In this case, the instruction on voluntary intoxication unfairly shifted the burden to the appellant and prejudiced her defense of insanity. The State had the burden to prove murder, which the appellant did not contest. The appellant had the burden to prove she was insane, which she was required to prove by the preponderance of the evidence. When the State introduced evidence that she had two puffs of a marihuana cigarette, coupled with the instruction that intoxication is no defense, it shifted the burden to the appellant to prove the marihuana did not cause her mental condition.4
The appellant should be given a fair opportunity to present her defense of insanity, without having to disprove the implication that she is responsible for her mental condition by voluntary action. I would reverse and remand for retrial because of error in the charge.

. Whether the appellant’s condition is a "severe mental disease or defect" such that she “did not know that [her] conduct was wrong” when she killed her child, and thus is relieved of criminal liability for the death of her child, is the issue *475that the jury, properly charged, must decide. TexPenal Code Ann. § 8.01 (Vernon Supp.1993).

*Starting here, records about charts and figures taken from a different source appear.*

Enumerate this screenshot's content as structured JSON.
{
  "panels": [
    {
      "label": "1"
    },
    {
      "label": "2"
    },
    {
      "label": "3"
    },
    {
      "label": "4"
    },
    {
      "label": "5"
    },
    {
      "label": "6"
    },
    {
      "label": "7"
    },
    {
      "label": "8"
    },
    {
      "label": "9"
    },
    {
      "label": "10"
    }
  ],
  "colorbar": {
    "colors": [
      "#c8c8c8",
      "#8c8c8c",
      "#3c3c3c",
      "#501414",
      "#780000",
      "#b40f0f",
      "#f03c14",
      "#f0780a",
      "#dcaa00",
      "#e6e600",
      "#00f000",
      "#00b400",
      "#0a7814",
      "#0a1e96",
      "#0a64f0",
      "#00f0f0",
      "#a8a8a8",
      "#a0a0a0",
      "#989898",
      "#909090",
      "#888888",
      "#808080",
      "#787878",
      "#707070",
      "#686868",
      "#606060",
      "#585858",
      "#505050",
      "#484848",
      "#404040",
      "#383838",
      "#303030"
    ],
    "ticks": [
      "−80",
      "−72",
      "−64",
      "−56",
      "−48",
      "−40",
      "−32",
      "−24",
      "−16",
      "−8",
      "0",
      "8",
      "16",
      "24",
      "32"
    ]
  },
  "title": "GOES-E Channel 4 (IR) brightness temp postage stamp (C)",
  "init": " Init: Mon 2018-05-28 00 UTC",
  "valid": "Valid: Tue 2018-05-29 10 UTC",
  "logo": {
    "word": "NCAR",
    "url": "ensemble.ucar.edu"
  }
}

. The marihuana was merely one of the events that may have precipitated the appellant's action. As a paranoid schizophrenic who was in a psychotic state, almost anything could have set her off — the vacant lot they passed, which scared her, after which she told her daughter she was going to kill her; the "twisty” pepper plants, the chickens that refused to lay eggs, or the blooming hibiscus.

. The appellant shared a marihuana cigarette with her common-law husband sometime between 5:15 p.m. and 7:35 p.m., as she drove from Houston to Rosharon with him. The appellant killed her child about 8:15 p.m.

. In most cases involving the use of an intoxicant, when a defendant attempts to prove she is not responsible for the crime because she did not have the proper culpable mental state, the defendant is attempting to prove the intoxicant changed her normal mental condition. Here, because of the charge on voluntary intoxication, the defendant was required to prove her defense of insanity and also prove that the intoxicant did not change her normal insane condition.